A variety of alternate input devices became commonplace in the 1980s. An example I remember seeing early on in my late teens was a large trackball where the spinning ball was the size of a softball with large buttons. Sip-and-puff switches allowed users the ability to control devices and access switches by inhaling and exhaling.

In addition to the refreshable Braille Display, braille translation software made it possible to print off documents that were translated to braille.

A big step for Accessibility came with the popularization of the World Wide Web and other countries also stepping in and making laws that fought against discrimination of disabilities, as well as providing incentives for developing standards to help people with disabilities get access to information.

In the U.S. the Americans with Disabilities Act (ADA) of 1990 was passed and expanded on the Rehabilititation Act of 1973, though this was more of a physical infrastructure focus. In 1998, Section 504 got some additional strength with the passage of the ADA and Section 508, which specifically dealt with requiring federal agencies to comply with regulations making information and technology more readily available to people with disabilities. 

The UK passed the Disability Discrimination Act (DDA) in 1995. The EU likewise took center stage with the Web Accessibility Initiative (WAI) in 1997, sponsored by the World Wide Web Consortium (W3C). Australia introduced the Disability Discrimination Act (DDA) in 1992. 

The EU took steps to establish the World Wide Web Consortium (W3C), an international standards organization.
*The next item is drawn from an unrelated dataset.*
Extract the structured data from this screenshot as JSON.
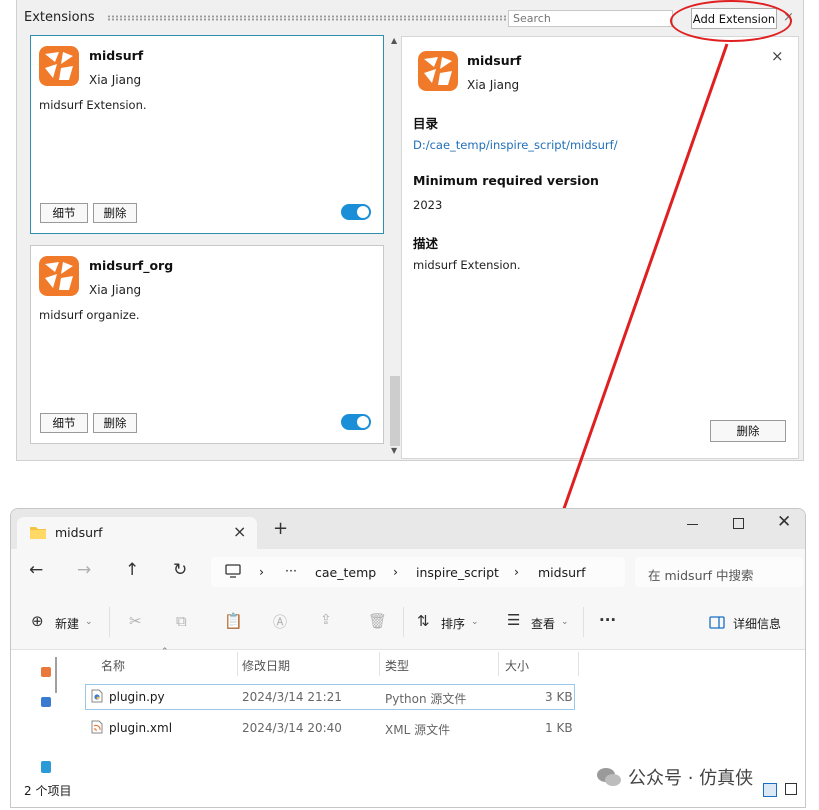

It created the Web Content Accessibility Guidelines (WCAG) 1.0 in 1999, providing a framework for creating accessible websites. Today, most people who look at and consider Accessibility look at the WCAG requirements first, because if the WGAG requirements are met, a large percentage of any other country's Accessibility laws are included there. The WGAG standard continues to be debated and refined, and additional coverage has been added over the years. WCAG 2.1 is the current fully supported version but WCAG 2.2 and later versions have been in the works for quite some time.  

As time goes on and interaction with products becomes more defined by portability and touch, more accessibility features are being developed and are coming for mobile devices as well. Speech recognition, which has been an add-on for most home computer systems, is built in with most modern cell phones. Pinch to zoom and resizing are also tools that are accessible if not specifically designed for the purpose. Responsive Design is also a later development that helps considerably with accessibility. I've long said that the benefits one gets from examining agents and resizing for the display available get us 80% of the way to more accessible designs, as many of the elements needed to display the content also help with formatting data in a more accessible manner.

This is just the tip of an iceberg that could go on for a. considerable amount but this paints with a broad brush and gives some of the significant developments. I'm sure I missed several. If you feel there are some additional items or milestones I should have included, please let me know :).